Zombies in the Laboratory
Periodic Tabloid (part of a three-part series)
September 24, 2013
[Note: The blog where this series was originally published is no longer online. Below is the original text of the post.]
In contrast to my posts on earlier zombie movies, in which zombies emerge from imperialized colonies or from a damaged countryside, many newer zombies have their origin in a more modern institution: the laboratory.
Danny Boyle’s 28 Days Later (2002), for example, opens with a scene of animals in a medical research facility rattling their cages. The animals are infected with a virus that can only be described as rage. While it is not immediately clear whether or not the infection was deliberately induced, its effects are disastrous regardless. Predictably, the rage virus escapes the lab and begins infecting humans.
This summer’s blockbuster zombie movie, World War Z, takes many of its cues from 28 Days Later. In contrast to many earlier films, these zombies are fast, violently aggressive, and can turn a living person into an infected monster almost immediately. Zombiism functions like a communicable disease; at the individual level it is transmitted through intimate contact (particularly via bodily fluids), and at the societal level it is distributed through modern transportation.
In both films people respond to the zombie outbreak like they would to any other virus, by creating a space for scientific investigation. Both movies have scenes in which a lone infected monster is held captive and observed as a research animal, ostensibly to discover the mechanisms behind the virus and, eventually, how to cure it. And in World War Z, a laboratory provides the solution for mankind’s survival; past the zombies swaying listlessly near supply closets and lab benches, a stash of deadly viruses held in cold storage become a sort of inoculation against zombie infection.

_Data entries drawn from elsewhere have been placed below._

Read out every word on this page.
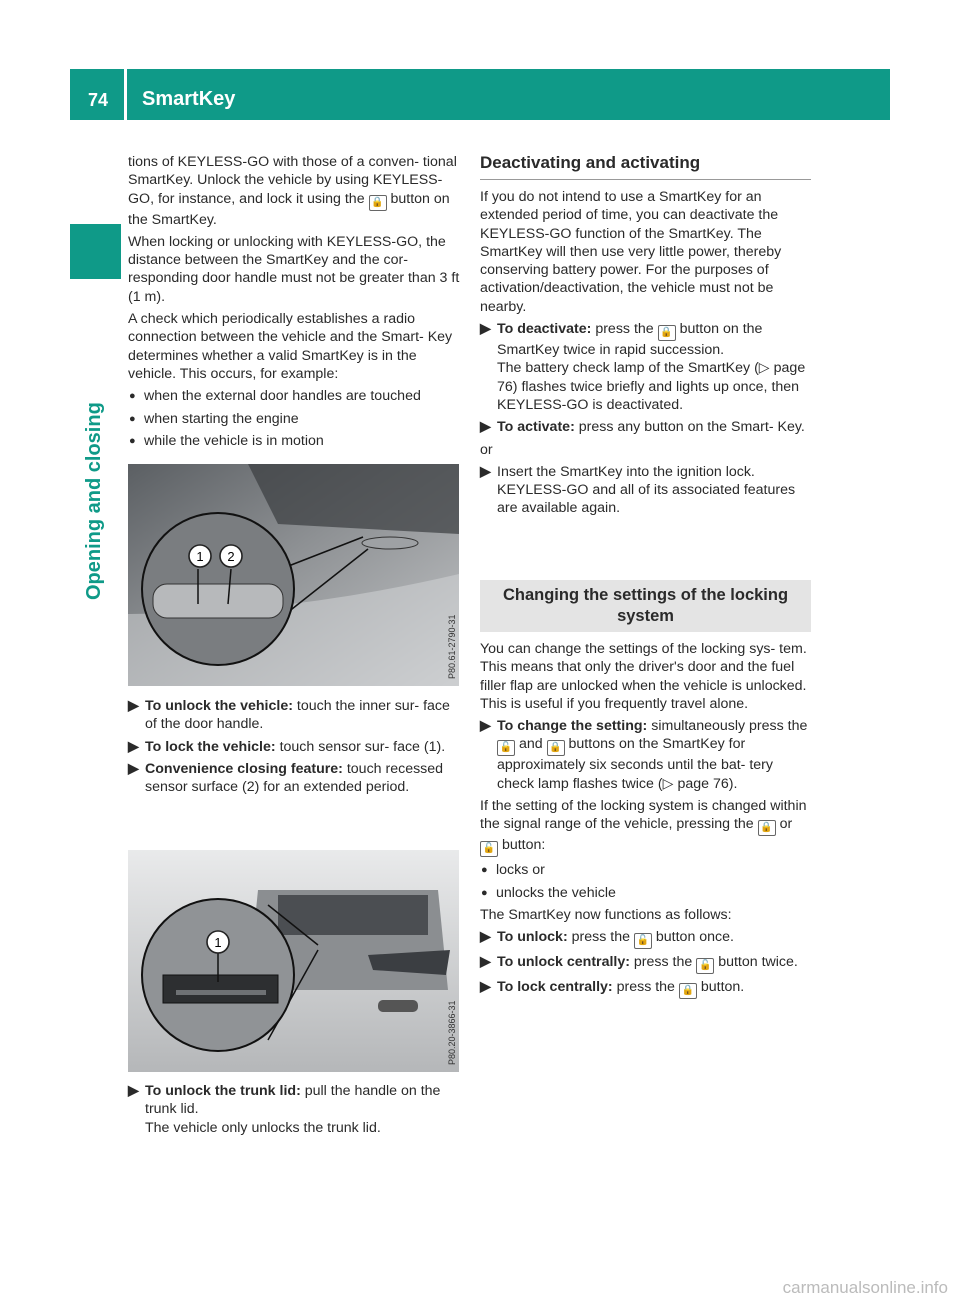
74 SmartKey
Opening and closing

tions of KEYLESS-GO with those of a conven- tional SmartKey. Unlock the vehicle by using KEYLESS-GO, for instance, and lock it using the 🔒 button on the SmartKey.

When locking or unlocking with KEYLESS-GO, the distance between the SmartKey and the cor- responding door handle must not be greater than 3 ft (1 m).

A check which periodically establishes a radio connection between the vehicle and the Smart- Key determines whether a valid SmartKey is in the vehicle. This occurs, for example:

● when the external door handles are touched
● when starting the engine
● while the vehicle is in motion
1 2
P80.61-2790-31
▶ To unlock the vehicle: touch the inner sur- face of the door handle.
▶ To lock the vehicle: touch sensor sur- face (1).
▶ Convenience closing feature: touch recessed sensor surface (2) for an extended period.
1
P80.20-3866-31
▶ To unlock the trunk lid: pull the handle on the trunk lid.
The vehicle only unlocks the trunk lid.
Deactivating and activating

If you do not intend to use a SmartKey for an extended period of time, you can deactivate the KEYLESS-GO function of the SmartKey. The SmartKey will then use very little power, thereby conserving battery power. For the purposes of activation/deactivation, the vehicle must not be nearby.

▶ To deactivate: press the 🔒 button on the SmartKey twice in rapid succession.
The battery check lamp of the SmartKey (▷ page 76) flashes twice briefly and lights up once, then KEYLESS-GO is deactivated.
▶ To activate: press any button on the Smart- Key.

or

▶ Insert the SmartKey into the ignition lock. KEYLESS-GO and all of its associated features are available again.
Changing the settings of the locking system

You can change the settings of the locking sys- tem. This means that only the driver's door and the fuel filler flap are unlocked when the vehicle is unlocked. This is useful if you frequently travel alone.

▶ To change the setting: simultaneously press the 🔓 and 🔒 buttons on the SmartKey for approximately six seconds until the bat- tery check lamp flashes twice (▷ page 76).

If the setting of the locking system is changed within the signal range of the vehicle, pressing the 🔒 or 🔓 button:

● locks or
● unlocks the vehicle

The SmartKey now functions as follows:

▶ To unlock: press the 🔓 button once.
▶ To unlock centrally: press the 🔓 button twice.
▶ To lock centrally: press the 🔒 button.
carmanualsonline.info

In addition to these and the many other films in which zombies are the result of medical experimentation, biological research, or chemical weapons gone wrong, there is also a new kind of zombie emerging out of a new kind of laboratory. The house in Joss Whedons short-lived television show Dollhouse is part medical research lab and part computer lab; the “actives” (in contrast to the “infected”) are living humans who have had their personalities removed and their brains reprogrammed with a series of new identities created for the specific needs of clients. The woman in charge of the dollhouse describes the actives to a prospective client as, “Robots . . . zombie slaves . . . mostly people think they’re just very good liars. They are, of course, just the opposite. An active is the truest soul among us.” Their programmer, when chastised for describing the actives as a herd of bison rather than as people, replies, “They’re a little bit bison.”

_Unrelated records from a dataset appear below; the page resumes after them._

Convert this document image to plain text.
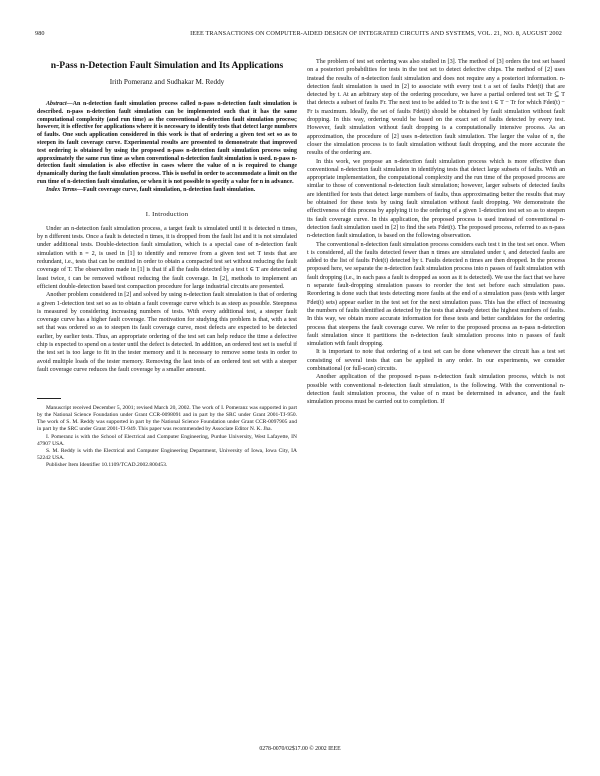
980	IEEE TRANSACTIONS ON COMPUTER-AIDED DESIGN OF INTEGRATED CIRCUITS AND SYSTEMS, VOL. 21, NO. 8, AUGUST 2002
n-Pass n-Detection Fault Simulation and Its Applications
Irith Pomeranz and Sudhakar M. Reddy

Abstract—An n-detection fault simulation process called n-pass n-detection fault simulation is described. n-pass n-detection fault simulation can be implemented such that it has the same computational complexity (and run time) as the conventional n-detection fault simulation process; however, it is effective for applications where it is necessary to identify tests that detect large numbers of faults. One such application considered in this work is that of ordering a given test set so as to steepen its fault coverage curve. Experimental results are presented to demonstrate that improved test ordering is obtained by using the proposed n-pass n-detection fault simulation process using approximately the same run time as when conventional n-detection fault simulation is used. n-pass n-detection fault simulation is also effective in cases where the value of n is required to change dynamically during the fault simulation process. This is useful in order to accommodate a limit on the run time of n-detection fault simulation, or when it is not possible to specify a value for n in advance.

Index Terms—Fault coverage curve, fault simulation, n-detection fault simulation.

I. Introduction

Under an n-detection fault simulation process, a target fault is simulated until it is detected n times, by n different tests. Once a fault is detected n times, it is dropped from the fault list and it is not simulated under additional tests. Double-detection fault simulation, which is a special case of n-detection fault simulation with n = 2, is used in [1] to identify and remove from a given test set T tests that are redundant, i.e., tests that can be omitted in order to obtain a compacted test set without reducing the fault coverage of T. The observation made in [1] is that if all the faults detected by a test t ∈ T are detected at least twice, t can be removed without reducing the fault coverage. In [2], methods to implement an efficient double-detection based test compaction procedure for large industrial circuits are presented.

Another problem considered in [2] and solved by using n-detection fault simulation is that of ordering a given 1-detection test set so as to obtain a fault coverage curve which is as steep as possible. Steepness is measured by considering increasing numbers of tests. With every additional test, a steeper fault coverage curve has a higher fault coverage. The motivation for studying this problem is that, with a test set that was ordered so as to steepen its fault coverage curve, most defects are expected to be detected earlier, by earlier tests. Thus, an appropriate ordering of the test set can help reduce the time a defective chip is expected to spend on a tester until the defect is detected. In addition, an ordered test set is useful if the test set is too large to fit in the tester memory and it is necessary to remove some tests in order to avoid multiple loads of the tester memory. Removing the last tests of an ordered test set with a steeper fault coverage curve reduces the fault coverage by a smaller amount.

Manuscript received December 5, 2001; revised March 20, 2002. The work of I. Pomeranz was supported in part by the National Science Foundation under Grant CCR-0098091 and in part by the SRC under Grant 2001-TJ-950. The work of S. M. Reddy was supported in part by the National Science Foundation under Grant CCR-0097905 and in part by the SRC under Grant 2001-TJ-949. This paper was recommended by Associate Editor N. K. Jha.
I. Pomeranz is with the School of Electrical and Computer Engineering, Purdue University, West Lafayette, IN 47907 USA.
S. M. Reddy is with the Electrical and Computer Engineering Department, University of Iowa, Iowa City, IA 52242 USA.
Publisher Item Identifier 10.1109/TCAD.2002.800453.

The problem of test set ordering was also studied in [3]. The method of [3] orders the test set based on a posteriori probabilities for tests in the test set to detect defective chips. The method of [2] uses instead the results of n-detection fault simulation and does not require any a posteriori information. n-detection fault simulation is used in [2] to associate with every test t a set of faults Fdet(t) that are detected by t. At an arbitrary step of the ordering procedure, we have a partial ordered test set Tr ⊆ T that detects a subset of faults Fr. The next test to be added to Tr is the test t ∈ T − Tr for which Fdet(t) − Fr is maximum. Ideally, the set of faults Fdet(t) should be obtained by fault simulation without fault dropping. In this way, ordering would be based on the exact set of faults detected by every test. However, fault simulation without fault dropping is a computationally intensive process. As an approximation, the procedure of [2] uses n-detection fault simulation. The larger the value of n, the closer the simulation process is to fault simulation without fault dropping, and the more accurate the results of the ordering are.

In this work, we propose an n-detection fault simulation process which is more effective than conventional n-detection fault simulation in identifying tests that detect large subsets of faults. With an appropriate implementation, the computational complexity and the run time of the proposed process are similar to those of conventional n-detection fault simulation; however, larger subsets of detected faults are identified for tests that detect large numbers of faults, thus approximating better the results that may be obtained for these tests by using fault simulation without fault dropping. We demonstrate the effectiveness of this process by applying it to the ordering of a given 1-detection test set so as to steepen its fault coverage curve. In this application, the proposed process is used instead of conventional n-detection fault simulation used in [2] to find the sets Fdet(t). The proposed process, referred to as n-pass n-detection fault simulation, is based on the following observation.

The conventional n-detection fault simulation process considers each test t in the test set once. When t is considered, all the faults detected fewer than n times are simulated under t, and detected faults are added to the list of faults Fdet(t) detected by t. Faults detected n times are then dropped. In the process proposed here, we separate the n-detection fault simulation process into n passes of fault simulation with fault dropping (i.e., in each pass a fault is dropped as soon as it is detected). We use the fact that we have n separate fault-dropping simulation passes to reorder the test set before each simulation pass. Reordering is done such that tests detecting more faults at the end of a simulation pass (tests with larger Fdet(t) sets) appear earlier in the test set for the next simulation pass. This has the effect of increasing the numbers of faults identified as detected by the tests that already detect the highest numbers of faults. In this way, we obtain more accurate information for these tests and better candidates for the ordering process that steepens the fault coverage curve. We refer to the proposed process as n-pass n-detection fault simulation since it partitions the n-detection fault simulation process into n passes of fault simulation with fault dropping.

It is important to note that ordering of a test set can be done whenever the circuit has a test set consisting of several tests that can be applied in any order. In our experiments, we consider combinational (or full-scan) circuits.

Another application of the proposed n-pass n-detection fault simulation process, which is not possible with conventional n-detection fault simulation, is the following. With the conventional n-detection fault simulation process, the value of n must be determined in advance, and the fault simulation process must be carried out to completion. If

0278-0070/02$17.00 © 2002 IEEE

Twenty-first-century zombies are yet another kind of victim. No longer slaves to imperial factory owners, or the victims of atomic-era overreach and experimentation, 21st-century zombies are new souls created in used (but not yet dead) bodies. Whether these new souls are aggressively sick or merely programmed, they do have agency, desire, and even personality. The infected both rest and travel in communities, react idiosyncratically to the events around them, and make choices about what to do (and who to follow). Actives also form communities, even in their supposedly blank/unprogrammed state, and develop individual identities and memories that supersede their imprinted selves.
The tragedy of the modern zombie, then, is that they keep being pushed down by the very science that created them. Quarantine zones are created. Vaccines are developed. Brains are wiped, and re-wiped. Zombie stories often end with a reaffirmation of the lab’s power, with scientifically minded rigor and technological prowess saving humanity. But where does that leave this new creature, who didn’t choose to be sick or to start over in a new body? They may be zombies made in a lab, but does that mean they don’t deserve to live?
This question comes up again and again as new developments in science, technology, and medicine lead to new configurations of humanity: what makes a new form of life valuable enough to be protected? New practices like in vitro fertilization, stem cell research, animal cloning, tissue sampling and storage, and organ harvesting and donation have each in their own way contributed to this debate.
In a world in which resources are limited, we must make real choices about which forms of life to save and which to destroy. Keeping blood, tissue samples, and embryos in cold storage is costly; organ donation is fraught with logistical limitations and moral judgments. So far, we have attempted to answer these questions using the logic of the laboratory, with dispassion and precise definitions. We use bioethics to weigh relative interests against each other and to create just solutions. But 21st-century zombies defy these attempts, creating new selves that may have legitimate claims while possibly threatening our own lives. For example, if we repatriated HeLa cells (or never collected them in the first place), lives would probably be lost due to research that could never be conducted. In so doing, these cells force us to think about where we fall on the spectrum between life and death, and how we might continue to make space on that spectrum for others.